There comes a point in a popstar’s career when dominating their respective genre is not enough. After years of success, these artists aim to create classifications of their own. Just this year alone, Rihanna, Kanye West, Beyoncé and Drake all released albums that attempted to reinforce, or finally assert themselves, as uncompromising, monolithic forces that defy categorization. It makes sense, then, why all of these artists have noted their admiration for James Blake, a musician who has a style that is wholly his own.
The Colour in Anything, Blake’s third album, continues the trend of being unmistakably Blake. His blend of crafting songs with an R&B and singer/songwriter edge backed by beats that reflect Blake’s London upbringing – with elements of dubstep, garage, and grime abound – come together to create music that is equally mechanical and sincere. On The Colour In Anything, Blake’s trademark minimalism is in full effect, as he manages to mine more out of three or four tracks than most modern electronic producers could with a dozen. Many songs feature prolonged segments of just Blake’s voice and a synth. This is made possible by Blake’s low-key technical mastery. He uses jazzy chords and complicated progressions as an undercurrent to the songs yet never makes a point of showing it off — everything is done to serve the song, not his ego.
That’s not to say there aren’t any surprises in The Colour In Anything, or that Blake is simply retreading old ground. At 17 songs and 76 minutes, this is a long album, but Blake makes sure there is enough variety to keep the listener engaged. The Colour In Anything incorporates many new production elements unseen in Blake’s past works. Sampling, for instance, which has mostly only been used in his instrumental work up until now, is prominent throughout the album. And the percussion has more of a classic, clean hip-hop feel this time around, a style Blake has previously acknowledged, yet not fully embraced. But whether it’s the trappy breakdown of “Points” or the steady house groove in “I Hope My Life,” Blake proves that no matter how a song is decorated, his songwriting is unrivaled.

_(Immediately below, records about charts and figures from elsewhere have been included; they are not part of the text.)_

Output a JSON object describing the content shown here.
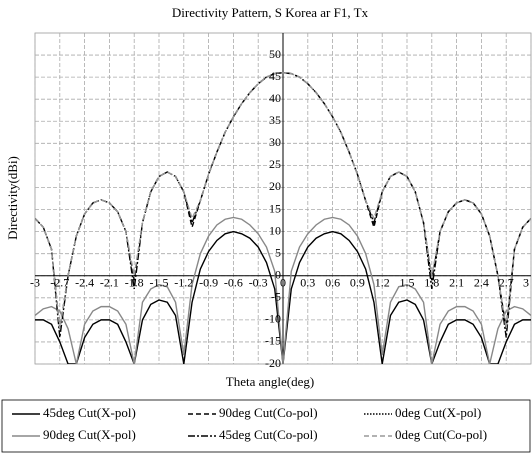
{
  "chart_data": {
    "type": "line",
    "title": "Directivity Pattern, S Korea ar F1, Tx",
    "x_label": "Theta angle(deg)",
    "y_label": "Directivity(dBi)",
    "x": [
      -3,
      -2.9,
      -2.8,
      -2.7,
      -2.6,
      -2.5,
      -2.4,
      -2.3,
      -2.2,
      -2.1,
      -2,
      -1.9,
      -1.8,
      -1.7,
      -1.6,
      -1.5,
      -1.4,
      -1.3,
      -1.2,
      -1.1,
      -1,
      -0.9,
      -0.8,
      -0.7,
      -0.6,
      -0.5,
      -0.4,
      -0.3,
      -0.2,
      -0.1,
      0,
      0.1,
      0.2,
      0.3,
      0.4,
      0.5,
      0.6,
      0.7,
      0.8,
      0.9,
      1,
      1.1,
      1.2,
      1.3,
      1.4,
      1.5,
      1.6,
      1.7,
      1.8,
      1.9,
      2,
      2.1,
      2.2,
      2.3,
      2.4,
      2.5,
      2.6,
      2.7,
      2.8,
      2.9,
      3
    ],
    "series": [
      {
        "name": "45deg Cut(X-pol)",
        "color": "#000000",
        "dash": "solid",
        "values": [
          -10,
          -10,
          -11,
          -15,
          -20,
          -20,
          -14,
          -11,
          -10,
          -10,
          -11,
          -15,
          -20,
          -10,
          -6.5,
          -5.5,
          -6,
          -9,
          -20,
          -6,
          1.5,
          5.5,
          8,
          9.5,
          10,
          9.5,
          8.5,
          6.5,
          3,
          -3,
          -20,
          -3,
          3,
          6.5,
          8.5,
          9.5,
          10,
          9.5,
          8,
          5.5,
          1.5,
          -6,
          -20,
          -9,
          -6,
          -5.5,
          -6.5,
          -10,
          -20,
          -15,
          -11,
          -10,
          -10,
          -11,
          -14,
          -20,
          -20,
          -15,
          -11,
          -10,
          -10
        ]
      },
      {
        "name": "90deg Cut(Co-pol)",
        "color": "#000000",
        "dash": "dashed",
        "values": [
          13,
          11,
          6,
          -12,
          0,
          9,
          14,
          16.5,
          17.2,
          16.5,
          14.5,
          10,
          -1,
          12,
          19,
          22.5,
          23.5,
          22.5,
          19,
          11,
          17,
          23,
          28,
          32.5,
          36,
          39,
          41.5,
          43.5,
          45,
          45.8,
          46,
          45.8,
          45,
          43.5,
          41.5,
          39,
          36,
          32.5,
          28,
          23,
          17,
          11,
          19,
          22.5,
          23.5,
          22.5,
          19,
          12,
          -1,
          10,
          14.5,
          16.5,
          17.2,
          16.5,
          14,
          9,
          0,
          -12,
          6,
          11,
          13
        ]
      },
      {
        "name": "0deg Cut(X-pol)",
        "color": "#000000",
        "dash": "dotted",
        "values": [
          null,
          null,
          null,
          null,
          null,
          null,
          null,
          null,
          null,
          null,
          null,
          null,
          null,
          null,
          null,
          null,
          null,
          null,
          null,
          null,
          null,
          null,
          null,
          null,
          null,
          null,
          null,
          null,
          null,
          null,
          null,
          null,
          null,
          null,
          null,
          null,
          null,
          null,
          null,
          null,
          null,
          null,
          null,
          null,
          null,
          null,
          null,
          null,
          null,
          null,
          null,
          null,
          null,
          null,
          null,
          null,
          null,
          null,
          null,
          null,
          null
        ]
      },
      {
        "name": "90deg Cut(X-pol)",
        "color": "#888888",
        "dash": "solid",
        "values": [
          -9,
          -7.5,
          -7,
          -8,
          -12,
          -20,
          -11,
          -8,
          -7,
          -7,
          -8,
          -11,
          -20,
          -6,
          -3,
          -2,
          -2.5,
          -6,
          -18,
          -2,
          5,
          9,
          11.5,
          12.8,
          13.2,
          12.8,
          11.5,
          9.5,
          6.5,
          1,
          -20,
          1,
          6.5,
          9.5,
          11.5,
          12.8,
          13.2,
          12.8,
          11.5,
          9,
          5,
          -2,
          -18,
          -6,
          -2.5,
          -2,
          -3,
          -6,
          -20,
          -11,
          -8,
          -7,
          -7,
          -8,
          -11,
          -20,
          -12,
          -8,
          -7,
          -7.5,
          -9
        ]
      },
      {
        "name": "45deg Cut(Co-pol)",
        "color": "#000000",
        "dash": "dashdot",
        "values": [
          13,
          11,
          6,
          -14,
          0,
          9,
          14,
          16.5,
          17.2,
          16.5,
          14.5,
          10,
          -3,
          12,
          19,
          22.5,
          23.5,
          22.5,
          19,
          12,
          17,
          23,
          28,
          32.5,
          36,
          39,
          41.5,
          43.5,
          45,
          45.8,
          46,
          45.8,
          45,
          43.5,
          41.5,
          39,
          36,
          32.5,
          28,
          23,
          17,
          12,
          19,
          22.5,
          23.5,
          22.5,
          19,
          12,
          -3,
          10,
          14.5,
          16.5,
          17.2,
          16.5,
          14,
          9,
          0,
          -14,
          6,
          11,
          13
        ]
      },
      {
        "name": "0deg Cut(Co-pol)",
        "color": "#999999",
        "dash": "dashed",
        "values": [
          13,
          11,
          6,
          -12,
          0,
          9,
          14,
          16.5,
          17.2,
          16.5,
          14.5,
          10,
          0,
          12,
          19,
          22.5,
          23.5,
          22.5,
          19,
          13,
          17,
          23,
          28,
          32.5,
          36,
          39,
          41.5,
          43.5,
          45,
          45.8,
          46,
          45.8,
          45,
          43.5,
          41.5,
          39,
          36,
          32.5,
          28,
          23,
          17,
          13,
          19,
          22.5,
          23.5,
          22.5,
          19,
          12,
          0,
          10,
          14.5,
          16.5,
          17.2,
          16.5,
          14,
          9,
          0,
          -12,
          6,
          11,
          13
        ]
      }
    ],
    "xlim": [
      -3,
      3
    ],
    "xticks": [
      -3,
      -2.7,
      -2.4,
      -2.1,
      -1.8,
      -1.5,
      -1.2,
      -0.9,
      -0.6,
      -0.3,
      0,
      0.3,
      0.6,
      0.9,
      1.2,
      1.5,
      1.8,
      2.1,
      2.4,
      2.7,
      3
    ],
    "ylim": [
      -20,
      55
    ],
    "yticks": [
      -20,
      -15,
      -10,
      -5,
      0,
      5,
      10,
      15,
      20,
      25,
      30,
      35,
      40,
      45,
      50
    ],
    "grid": true,
    "legend": "bottom"
  }
}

As an album that is a testament to Blake’s singularity, The Colour in Anything is ironically the most collaborative he’s ever been. Usually not wont to use co-songwriters or producers, the album features production assistance from megaproducer Rick Rubin, and fellow neo-soul auteur Frank Ocean contributes his songwriting chops (Blake, in turn, is offering songwriting assistance on Ocean’s long-awaited Channel Orange follow-up).“I Need A Forest Fire” is accompanied by Bon Iver’s Justin Vernon, whom Blake has collaborated with in the past, and the chocolate-and-peanut-butter combination of their voices once again creates a lush, melancholy atmosphere. While these artists’ presence isn’t felt overwhelmingly on the project, their contributions surely helped The Colour In Everything become the consistent album it is now. Blake’s soulful vocals are front-and-center on every track, and whether it’s pitchbended, looped, autotuned, or unmanipulated, his voice always carries immense power and emotion.
The Colour In Anything comes hot off the heels of Blake being featured on Beyoncé’s Lemonade, which has catapulted his otherwise steady climb to the mainstream. Whether planned or not, the timing of these coinciding releases is perfect, as this is an excellent primer for potential new fans of his work. It contains everything Blake has been acclaimed for up until this point, creating some of his most impressive work to date, while also containing new elements that will keep people waiting for his next releases. Blake has garnered a reputation of being one of the perennial #sadboys of the 2010s, a reputation he attempts to shirk on The Colour In Anything. While he continues with the trend of his songwriting containing a smidge of melancholy, there is a sense of hopefulness in the album. If there is a narrative thread on the The Colour In Anything, it’s of Blake finding himself. The opener “Radio Silence” starts with the lyric “I can’t believe that you don’t want to see me” and closer “Meet You In The Maze” ends with claims of “it’s me that makes the peace in me” and “music can’t be everything”. The Colour In Anything solidifies Blake as one of the most vital musicians of this time, and no matter what comes next, this is an excellent bookend to the first act of his career.